Ditentukan pula bahwa semua kapal kesehatan harus memiliki identitas diri yakni dengan menaikkan bendera nasional; demikian pula bendera putih dengan palang merah harus dikibarkan setinggi mungkin pada tiang utama kapal.

Sedangkan sekoci-sekoci pada kapal kesehatan, sekoci pantai dan semua kapal kecil yang digunakan oleh Dinas Kesehatan harus dicat putih dengan palang hitam, sedemikian rupa sehingga menarik perhatian (Pasal 43 ayat 3).

  • Konvensi Jenewa IV, 1949
Dalam Pasal 18 Konvensi Jenewa IV, ditegaskan bahwa Rumah Sakit sipil yang diorganisir untuk memberi perawatan kepada mereka yang terluka atau sakit, yang lemah serta wanita hamil, dalam keadaan bagaimanapun, tidak boleh dijadikan sasaran serangan, tetapi selalu harus dihormati dan dilindungi oleh pihak-pihak dalam pertikaian. Ditegaskan juga bahwa rumah sakit tersebut harus benar-benar berfungsi untuk merawat orang yang luka dan sakit, serta menggunakan lambang yang diakui dalam Konvensi Jenewa.

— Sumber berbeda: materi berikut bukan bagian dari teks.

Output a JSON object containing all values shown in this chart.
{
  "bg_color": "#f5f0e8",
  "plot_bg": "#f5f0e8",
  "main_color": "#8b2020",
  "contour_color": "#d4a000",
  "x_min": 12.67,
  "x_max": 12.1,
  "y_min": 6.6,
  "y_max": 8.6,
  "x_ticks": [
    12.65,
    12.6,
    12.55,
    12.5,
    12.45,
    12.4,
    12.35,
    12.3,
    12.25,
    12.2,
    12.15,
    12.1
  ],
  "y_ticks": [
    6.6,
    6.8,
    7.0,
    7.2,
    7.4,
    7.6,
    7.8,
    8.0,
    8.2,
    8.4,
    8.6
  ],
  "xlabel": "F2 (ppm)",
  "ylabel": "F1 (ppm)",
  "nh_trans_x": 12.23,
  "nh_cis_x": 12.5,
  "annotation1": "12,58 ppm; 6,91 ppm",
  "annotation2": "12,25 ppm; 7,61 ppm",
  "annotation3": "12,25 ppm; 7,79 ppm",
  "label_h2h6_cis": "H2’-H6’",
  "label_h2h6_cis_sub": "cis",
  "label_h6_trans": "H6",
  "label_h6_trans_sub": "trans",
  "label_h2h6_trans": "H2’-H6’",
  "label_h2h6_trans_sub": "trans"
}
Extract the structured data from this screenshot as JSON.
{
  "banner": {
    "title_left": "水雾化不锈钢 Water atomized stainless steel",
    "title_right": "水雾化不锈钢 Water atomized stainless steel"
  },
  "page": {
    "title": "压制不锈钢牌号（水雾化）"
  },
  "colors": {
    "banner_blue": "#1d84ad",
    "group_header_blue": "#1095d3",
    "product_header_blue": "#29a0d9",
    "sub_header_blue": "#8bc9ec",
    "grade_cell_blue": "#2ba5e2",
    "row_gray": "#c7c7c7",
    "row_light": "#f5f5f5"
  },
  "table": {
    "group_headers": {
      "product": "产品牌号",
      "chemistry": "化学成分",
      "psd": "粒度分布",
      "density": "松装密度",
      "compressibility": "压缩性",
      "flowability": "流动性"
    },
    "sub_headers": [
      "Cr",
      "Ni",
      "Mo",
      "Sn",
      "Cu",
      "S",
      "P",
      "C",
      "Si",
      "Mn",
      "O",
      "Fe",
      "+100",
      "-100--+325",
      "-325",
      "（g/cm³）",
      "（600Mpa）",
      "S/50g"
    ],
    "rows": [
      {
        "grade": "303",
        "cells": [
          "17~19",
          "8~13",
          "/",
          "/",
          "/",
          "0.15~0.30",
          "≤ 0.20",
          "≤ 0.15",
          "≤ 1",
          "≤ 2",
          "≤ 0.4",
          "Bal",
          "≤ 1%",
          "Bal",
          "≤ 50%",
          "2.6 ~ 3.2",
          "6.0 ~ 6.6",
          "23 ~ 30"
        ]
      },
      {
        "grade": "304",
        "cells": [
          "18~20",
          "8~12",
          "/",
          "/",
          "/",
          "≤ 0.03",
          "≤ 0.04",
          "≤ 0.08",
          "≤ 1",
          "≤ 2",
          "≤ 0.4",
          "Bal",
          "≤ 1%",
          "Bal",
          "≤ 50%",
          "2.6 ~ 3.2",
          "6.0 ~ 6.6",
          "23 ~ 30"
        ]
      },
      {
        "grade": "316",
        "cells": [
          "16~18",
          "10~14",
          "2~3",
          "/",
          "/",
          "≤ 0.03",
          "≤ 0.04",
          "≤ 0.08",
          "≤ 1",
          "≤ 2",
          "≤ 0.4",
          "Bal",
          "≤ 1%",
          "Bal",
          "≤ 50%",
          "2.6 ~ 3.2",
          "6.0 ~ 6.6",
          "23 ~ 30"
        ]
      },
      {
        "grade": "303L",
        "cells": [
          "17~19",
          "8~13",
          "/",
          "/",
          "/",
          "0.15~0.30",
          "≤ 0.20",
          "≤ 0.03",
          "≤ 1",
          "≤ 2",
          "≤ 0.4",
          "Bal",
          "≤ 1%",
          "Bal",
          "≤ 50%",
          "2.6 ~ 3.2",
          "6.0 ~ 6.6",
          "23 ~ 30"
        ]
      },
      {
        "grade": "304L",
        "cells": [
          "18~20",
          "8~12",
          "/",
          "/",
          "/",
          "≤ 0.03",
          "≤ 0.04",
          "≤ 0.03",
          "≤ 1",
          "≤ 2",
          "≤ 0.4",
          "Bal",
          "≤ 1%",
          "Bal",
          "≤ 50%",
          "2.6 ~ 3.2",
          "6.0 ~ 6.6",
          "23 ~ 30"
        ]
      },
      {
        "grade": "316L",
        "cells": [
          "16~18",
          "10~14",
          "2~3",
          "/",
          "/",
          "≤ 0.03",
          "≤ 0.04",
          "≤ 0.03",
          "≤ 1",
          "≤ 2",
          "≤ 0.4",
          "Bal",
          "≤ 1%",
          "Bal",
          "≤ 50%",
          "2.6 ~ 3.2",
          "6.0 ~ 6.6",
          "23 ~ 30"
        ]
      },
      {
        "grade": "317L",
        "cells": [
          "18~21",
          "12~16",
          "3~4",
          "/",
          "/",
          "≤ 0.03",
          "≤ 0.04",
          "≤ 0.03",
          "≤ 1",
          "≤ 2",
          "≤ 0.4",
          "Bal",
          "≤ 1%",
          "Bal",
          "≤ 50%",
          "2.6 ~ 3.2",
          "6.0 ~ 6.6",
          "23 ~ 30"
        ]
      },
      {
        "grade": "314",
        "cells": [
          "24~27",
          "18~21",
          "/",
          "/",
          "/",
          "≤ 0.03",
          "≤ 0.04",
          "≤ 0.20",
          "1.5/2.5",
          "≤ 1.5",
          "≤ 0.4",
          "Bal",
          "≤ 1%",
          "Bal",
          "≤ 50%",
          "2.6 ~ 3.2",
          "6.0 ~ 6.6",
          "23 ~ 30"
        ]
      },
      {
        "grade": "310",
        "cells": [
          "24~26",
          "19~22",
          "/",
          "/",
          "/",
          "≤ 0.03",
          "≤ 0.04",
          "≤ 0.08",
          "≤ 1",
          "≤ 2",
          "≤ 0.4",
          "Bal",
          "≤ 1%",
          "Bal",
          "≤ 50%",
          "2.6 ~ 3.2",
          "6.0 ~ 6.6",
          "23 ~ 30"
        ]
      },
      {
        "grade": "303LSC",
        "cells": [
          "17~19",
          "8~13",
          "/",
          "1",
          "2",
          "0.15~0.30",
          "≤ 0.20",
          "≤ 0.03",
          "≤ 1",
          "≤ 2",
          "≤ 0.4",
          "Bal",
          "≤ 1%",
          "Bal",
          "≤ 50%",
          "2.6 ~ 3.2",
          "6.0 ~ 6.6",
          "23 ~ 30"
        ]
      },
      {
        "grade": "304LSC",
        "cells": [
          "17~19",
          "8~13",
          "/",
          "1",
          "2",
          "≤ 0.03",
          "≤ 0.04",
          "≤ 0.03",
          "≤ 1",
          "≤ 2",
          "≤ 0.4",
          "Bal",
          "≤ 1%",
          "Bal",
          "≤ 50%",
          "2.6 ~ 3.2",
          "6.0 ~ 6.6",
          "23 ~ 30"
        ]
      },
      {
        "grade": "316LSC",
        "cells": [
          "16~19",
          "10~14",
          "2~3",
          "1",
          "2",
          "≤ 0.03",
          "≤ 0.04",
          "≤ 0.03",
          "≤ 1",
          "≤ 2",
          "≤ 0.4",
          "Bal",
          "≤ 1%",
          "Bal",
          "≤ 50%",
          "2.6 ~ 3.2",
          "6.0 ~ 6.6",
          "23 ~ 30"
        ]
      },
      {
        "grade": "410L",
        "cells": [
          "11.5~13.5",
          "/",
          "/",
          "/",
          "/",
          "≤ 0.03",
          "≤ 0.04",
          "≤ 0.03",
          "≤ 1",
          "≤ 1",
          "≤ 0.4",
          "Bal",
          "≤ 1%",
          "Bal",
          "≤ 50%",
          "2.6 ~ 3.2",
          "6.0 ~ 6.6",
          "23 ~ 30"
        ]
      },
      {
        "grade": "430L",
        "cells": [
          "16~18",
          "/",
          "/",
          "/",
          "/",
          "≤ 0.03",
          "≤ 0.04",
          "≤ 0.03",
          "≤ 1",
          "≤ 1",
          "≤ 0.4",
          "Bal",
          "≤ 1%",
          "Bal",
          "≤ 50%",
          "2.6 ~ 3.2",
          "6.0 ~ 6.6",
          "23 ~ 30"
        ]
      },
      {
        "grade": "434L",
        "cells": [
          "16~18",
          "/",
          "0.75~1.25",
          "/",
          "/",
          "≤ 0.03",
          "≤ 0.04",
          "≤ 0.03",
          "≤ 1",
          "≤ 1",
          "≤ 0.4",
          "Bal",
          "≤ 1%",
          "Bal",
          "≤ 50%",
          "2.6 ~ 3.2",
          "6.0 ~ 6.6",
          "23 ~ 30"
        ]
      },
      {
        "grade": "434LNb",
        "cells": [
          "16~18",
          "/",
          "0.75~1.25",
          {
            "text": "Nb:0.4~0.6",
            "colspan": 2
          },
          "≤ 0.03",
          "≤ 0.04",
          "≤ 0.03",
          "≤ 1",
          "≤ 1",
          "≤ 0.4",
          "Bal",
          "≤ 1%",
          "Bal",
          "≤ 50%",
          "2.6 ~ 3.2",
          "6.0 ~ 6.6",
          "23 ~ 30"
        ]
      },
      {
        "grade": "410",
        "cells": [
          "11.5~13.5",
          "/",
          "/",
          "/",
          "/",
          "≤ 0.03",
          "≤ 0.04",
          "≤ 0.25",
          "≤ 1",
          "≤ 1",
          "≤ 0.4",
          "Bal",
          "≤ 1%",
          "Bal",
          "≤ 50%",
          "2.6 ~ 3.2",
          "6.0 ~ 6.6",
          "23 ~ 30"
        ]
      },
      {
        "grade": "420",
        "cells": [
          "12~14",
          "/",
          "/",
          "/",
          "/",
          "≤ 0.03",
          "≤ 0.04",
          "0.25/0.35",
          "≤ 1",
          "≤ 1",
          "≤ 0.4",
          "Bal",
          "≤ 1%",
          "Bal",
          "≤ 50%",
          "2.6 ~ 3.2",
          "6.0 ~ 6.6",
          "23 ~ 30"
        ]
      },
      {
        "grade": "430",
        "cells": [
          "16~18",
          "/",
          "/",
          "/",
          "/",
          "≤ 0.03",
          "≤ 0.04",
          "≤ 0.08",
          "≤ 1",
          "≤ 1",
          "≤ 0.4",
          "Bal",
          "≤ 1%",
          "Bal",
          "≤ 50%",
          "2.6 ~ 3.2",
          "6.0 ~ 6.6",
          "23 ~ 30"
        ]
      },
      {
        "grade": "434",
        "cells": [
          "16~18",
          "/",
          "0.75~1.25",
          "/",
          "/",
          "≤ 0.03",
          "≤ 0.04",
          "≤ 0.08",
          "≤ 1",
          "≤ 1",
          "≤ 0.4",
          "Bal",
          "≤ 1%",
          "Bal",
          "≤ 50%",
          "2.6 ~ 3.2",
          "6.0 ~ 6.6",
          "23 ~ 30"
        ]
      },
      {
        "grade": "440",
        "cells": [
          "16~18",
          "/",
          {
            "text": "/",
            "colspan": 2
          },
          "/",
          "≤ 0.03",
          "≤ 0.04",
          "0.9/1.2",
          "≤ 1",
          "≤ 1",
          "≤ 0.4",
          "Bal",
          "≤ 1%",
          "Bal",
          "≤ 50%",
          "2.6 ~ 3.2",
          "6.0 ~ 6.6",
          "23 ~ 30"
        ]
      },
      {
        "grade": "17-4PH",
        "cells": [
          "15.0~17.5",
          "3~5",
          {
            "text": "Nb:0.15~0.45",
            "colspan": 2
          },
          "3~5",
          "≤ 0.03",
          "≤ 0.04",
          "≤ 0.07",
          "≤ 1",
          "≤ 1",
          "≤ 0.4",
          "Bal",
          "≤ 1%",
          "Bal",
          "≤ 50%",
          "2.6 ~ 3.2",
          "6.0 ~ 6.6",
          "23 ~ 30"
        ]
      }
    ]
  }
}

Ketentuan di atas berlaku pula pada para personil yang menjalankan pekerjaan dan administrasi rumah sakit sipil, termasuk petugas yang mencari, menyingkirkan serta mengangkut dan merawat orang-orang sipil dan mereka yang luka dan sakit, yang lemah dan wanita hamil (Pasal 20). Demikian pula bagi iring-iringan (konvoi) kendaraan atau kereta api rumah sakit atau kapal-kapal yang disediakan khusus untuk itu (Pasal 21); serta kapal terbang yang digunakan khusus untuk hal tersebut (Pasal 22).

Sumber :
Bab VII Konvensi Jenewa I, Bab VI Konvensi Jenewa II, dan Pasal 18-22 Konvensi Jenewa IV.